During Millikan’s tenure at Caltech, Platt reported, there was a quota that allowed for the appointment of only one full-time Jewish faculty member per year.

Perhaps most surprisingly, Millikan oversaw the acquisition of the archive of the Better Human Foundation and its financial assets for Caltech after Gosney’s death in 1942. Requirements accepted by Caltech calling for income from the Gost Research Fund produced by Caltech to “be devoted forever to the promotion of research to a biological base of human quality.”

The names of Human Betterment Foundation members and management have been moved to the trash by their institution. USC last month removed the name and statue of Von KleinSmid from a central building on the downtown Los Angeles campus.

The Palo Alto school district has chosen to take the name Terman from high school. The Pasadena Polytechnic School has erased the name Gosney from a hall named after him, and his Unitarian Unitarian Universalarian Church, which was founded with Millikan, last year erased his name from a room in his building.

Is Caltech able to face the past from its respected figure? The action might be inevitable, but it might not be easy.

“Robert Millikan is Caltech’s patron saint,” Chwe acknowledged, although he said that younger faculty members and students seemed to invest less in continuing to respect him than others.

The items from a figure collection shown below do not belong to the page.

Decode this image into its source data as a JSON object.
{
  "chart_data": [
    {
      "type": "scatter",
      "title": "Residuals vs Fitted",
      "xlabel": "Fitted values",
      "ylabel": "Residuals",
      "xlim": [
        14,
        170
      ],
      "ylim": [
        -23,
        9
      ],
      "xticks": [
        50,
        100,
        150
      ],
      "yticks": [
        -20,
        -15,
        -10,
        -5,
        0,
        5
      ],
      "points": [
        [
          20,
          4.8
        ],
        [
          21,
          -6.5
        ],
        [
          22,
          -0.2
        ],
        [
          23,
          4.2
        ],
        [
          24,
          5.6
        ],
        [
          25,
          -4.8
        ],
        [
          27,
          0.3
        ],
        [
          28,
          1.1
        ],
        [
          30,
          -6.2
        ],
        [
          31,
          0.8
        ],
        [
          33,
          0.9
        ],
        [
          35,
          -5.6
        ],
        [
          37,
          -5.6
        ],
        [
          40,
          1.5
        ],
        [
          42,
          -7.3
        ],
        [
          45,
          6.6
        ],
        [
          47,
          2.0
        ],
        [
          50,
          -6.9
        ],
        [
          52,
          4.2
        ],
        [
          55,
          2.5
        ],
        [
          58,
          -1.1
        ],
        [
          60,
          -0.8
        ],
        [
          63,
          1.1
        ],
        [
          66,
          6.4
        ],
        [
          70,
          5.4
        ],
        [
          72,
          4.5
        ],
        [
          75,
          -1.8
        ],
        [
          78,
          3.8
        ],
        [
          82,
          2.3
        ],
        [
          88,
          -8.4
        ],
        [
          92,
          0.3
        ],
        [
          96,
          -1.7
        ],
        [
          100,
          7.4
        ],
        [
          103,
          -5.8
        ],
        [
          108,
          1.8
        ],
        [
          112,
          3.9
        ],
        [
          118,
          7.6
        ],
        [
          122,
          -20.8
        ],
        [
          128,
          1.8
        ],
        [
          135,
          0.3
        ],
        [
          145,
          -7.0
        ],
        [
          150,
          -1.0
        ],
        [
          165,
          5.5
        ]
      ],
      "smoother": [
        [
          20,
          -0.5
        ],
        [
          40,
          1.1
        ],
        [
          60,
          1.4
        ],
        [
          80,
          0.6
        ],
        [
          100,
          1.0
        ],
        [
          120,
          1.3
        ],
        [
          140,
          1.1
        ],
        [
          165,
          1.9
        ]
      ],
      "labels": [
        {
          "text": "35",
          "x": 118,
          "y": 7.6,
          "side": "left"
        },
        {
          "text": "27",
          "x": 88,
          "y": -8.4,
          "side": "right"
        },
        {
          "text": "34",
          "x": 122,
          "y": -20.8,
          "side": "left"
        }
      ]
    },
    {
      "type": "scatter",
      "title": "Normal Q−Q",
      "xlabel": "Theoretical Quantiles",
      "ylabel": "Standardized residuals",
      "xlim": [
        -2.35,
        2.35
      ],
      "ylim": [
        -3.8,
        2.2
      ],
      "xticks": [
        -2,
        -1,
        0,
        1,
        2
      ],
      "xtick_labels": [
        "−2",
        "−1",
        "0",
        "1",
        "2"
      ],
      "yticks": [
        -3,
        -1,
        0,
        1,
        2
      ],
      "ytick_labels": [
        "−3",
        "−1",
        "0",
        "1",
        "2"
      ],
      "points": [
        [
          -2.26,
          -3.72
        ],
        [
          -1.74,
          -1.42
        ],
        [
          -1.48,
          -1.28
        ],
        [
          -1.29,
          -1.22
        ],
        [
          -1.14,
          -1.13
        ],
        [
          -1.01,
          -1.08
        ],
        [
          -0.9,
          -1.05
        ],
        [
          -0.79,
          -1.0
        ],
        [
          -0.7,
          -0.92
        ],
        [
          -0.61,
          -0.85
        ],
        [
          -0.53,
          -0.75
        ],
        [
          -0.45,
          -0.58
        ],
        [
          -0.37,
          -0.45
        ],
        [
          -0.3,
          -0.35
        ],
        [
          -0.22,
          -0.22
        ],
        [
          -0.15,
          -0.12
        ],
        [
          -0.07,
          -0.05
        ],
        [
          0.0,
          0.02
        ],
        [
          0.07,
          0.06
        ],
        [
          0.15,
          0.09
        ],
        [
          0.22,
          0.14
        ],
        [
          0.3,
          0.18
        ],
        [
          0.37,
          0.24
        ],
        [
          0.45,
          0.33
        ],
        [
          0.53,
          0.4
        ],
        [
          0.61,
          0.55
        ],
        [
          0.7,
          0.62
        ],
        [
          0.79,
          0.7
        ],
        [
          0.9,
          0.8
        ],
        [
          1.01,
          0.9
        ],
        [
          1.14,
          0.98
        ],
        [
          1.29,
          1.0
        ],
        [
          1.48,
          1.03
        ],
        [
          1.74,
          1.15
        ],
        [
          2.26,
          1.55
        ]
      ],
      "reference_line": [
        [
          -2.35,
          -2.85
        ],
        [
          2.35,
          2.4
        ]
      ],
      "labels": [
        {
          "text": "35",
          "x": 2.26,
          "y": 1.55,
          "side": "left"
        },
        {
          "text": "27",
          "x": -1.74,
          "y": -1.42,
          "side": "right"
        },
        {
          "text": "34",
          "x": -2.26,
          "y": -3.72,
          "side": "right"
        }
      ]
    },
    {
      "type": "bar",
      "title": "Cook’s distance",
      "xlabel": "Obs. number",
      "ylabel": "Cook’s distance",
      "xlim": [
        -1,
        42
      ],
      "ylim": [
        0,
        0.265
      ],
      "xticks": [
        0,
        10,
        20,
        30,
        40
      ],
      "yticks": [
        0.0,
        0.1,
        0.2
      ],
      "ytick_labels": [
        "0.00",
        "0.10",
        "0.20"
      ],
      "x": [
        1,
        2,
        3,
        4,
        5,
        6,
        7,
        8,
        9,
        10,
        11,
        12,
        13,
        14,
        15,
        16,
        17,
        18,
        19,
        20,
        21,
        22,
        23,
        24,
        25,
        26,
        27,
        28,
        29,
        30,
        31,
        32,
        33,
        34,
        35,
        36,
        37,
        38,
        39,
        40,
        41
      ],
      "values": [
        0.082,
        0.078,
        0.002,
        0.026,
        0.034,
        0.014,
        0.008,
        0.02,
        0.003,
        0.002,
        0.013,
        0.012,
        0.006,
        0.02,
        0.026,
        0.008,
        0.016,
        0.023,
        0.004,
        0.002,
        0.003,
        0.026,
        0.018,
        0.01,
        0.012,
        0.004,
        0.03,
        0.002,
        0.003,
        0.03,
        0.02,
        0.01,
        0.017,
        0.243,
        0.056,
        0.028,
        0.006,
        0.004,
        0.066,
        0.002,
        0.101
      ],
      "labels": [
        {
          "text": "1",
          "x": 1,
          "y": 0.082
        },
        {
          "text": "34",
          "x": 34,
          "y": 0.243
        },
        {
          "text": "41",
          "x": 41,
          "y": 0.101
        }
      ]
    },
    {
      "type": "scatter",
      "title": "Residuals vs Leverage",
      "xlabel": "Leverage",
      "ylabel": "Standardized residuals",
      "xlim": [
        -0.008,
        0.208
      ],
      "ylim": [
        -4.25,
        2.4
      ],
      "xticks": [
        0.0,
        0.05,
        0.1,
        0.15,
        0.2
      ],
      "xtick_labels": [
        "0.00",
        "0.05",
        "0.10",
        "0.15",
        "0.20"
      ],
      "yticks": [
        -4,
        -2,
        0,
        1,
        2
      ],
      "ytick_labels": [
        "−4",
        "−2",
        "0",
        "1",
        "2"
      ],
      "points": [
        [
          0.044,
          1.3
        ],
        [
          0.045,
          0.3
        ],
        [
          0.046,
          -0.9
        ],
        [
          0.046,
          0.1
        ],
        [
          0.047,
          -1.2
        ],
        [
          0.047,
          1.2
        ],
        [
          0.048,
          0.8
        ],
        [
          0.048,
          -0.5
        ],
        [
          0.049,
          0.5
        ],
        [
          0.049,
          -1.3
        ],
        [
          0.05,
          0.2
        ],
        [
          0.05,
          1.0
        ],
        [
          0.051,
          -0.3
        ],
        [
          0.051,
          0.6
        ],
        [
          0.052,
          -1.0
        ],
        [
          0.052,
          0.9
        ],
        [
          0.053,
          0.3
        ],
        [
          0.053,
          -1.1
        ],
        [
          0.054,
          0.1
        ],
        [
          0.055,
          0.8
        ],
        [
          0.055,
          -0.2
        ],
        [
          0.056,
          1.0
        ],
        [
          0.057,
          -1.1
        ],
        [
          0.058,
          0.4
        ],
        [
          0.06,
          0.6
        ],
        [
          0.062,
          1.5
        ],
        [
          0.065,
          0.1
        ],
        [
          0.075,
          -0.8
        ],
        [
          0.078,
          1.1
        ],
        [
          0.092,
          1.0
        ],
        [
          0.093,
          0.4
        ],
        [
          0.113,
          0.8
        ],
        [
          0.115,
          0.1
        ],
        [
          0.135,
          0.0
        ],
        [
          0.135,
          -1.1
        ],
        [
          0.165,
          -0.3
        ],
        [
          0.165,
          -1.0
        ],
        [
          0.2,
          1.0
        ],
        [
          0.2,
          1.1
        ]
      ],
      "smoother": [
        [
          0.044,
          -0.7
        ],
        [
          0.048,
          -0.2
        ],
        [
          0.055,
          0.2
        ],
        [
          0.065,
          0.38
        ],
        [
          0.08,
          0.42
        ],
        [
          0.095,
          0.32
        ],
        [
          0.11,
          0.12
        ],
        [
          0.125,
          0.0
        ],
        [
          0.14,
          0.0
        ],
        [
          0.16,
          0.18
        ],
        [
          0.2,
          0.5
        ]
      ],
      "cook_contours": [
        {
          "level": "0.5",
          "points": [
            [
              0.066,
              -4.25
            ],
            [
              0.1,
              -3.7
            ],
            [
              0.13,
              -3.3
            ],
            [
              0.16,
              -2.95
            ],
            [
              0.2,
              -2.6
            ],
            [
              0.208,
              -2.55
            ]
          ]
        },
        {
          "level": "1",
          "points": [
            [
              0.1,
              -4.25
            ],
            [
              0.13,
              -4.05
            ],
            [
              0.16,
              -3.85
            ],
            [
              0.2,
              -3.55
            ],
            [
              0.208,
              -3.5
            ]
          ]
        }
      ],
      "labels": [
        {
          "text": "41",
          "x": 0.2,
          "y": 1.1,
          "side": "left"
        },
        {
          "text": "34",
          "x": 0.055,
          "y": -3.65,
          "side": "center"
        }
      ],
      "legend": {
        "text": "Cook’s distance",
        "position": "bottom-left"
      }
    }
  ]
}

Platt argues that Millikan’s review and institutional links to the eugenics movement have long been delayed. It lost its chance to do so in 1942, “when they took over the papers of the Human Betterment Foundation without questioning what it meant.”

Even after World War II, when the consequences of the embrace of Nazi eugenics were known, “there was no reflection at Caltech about what Millikan had followed.” That time may have arrived.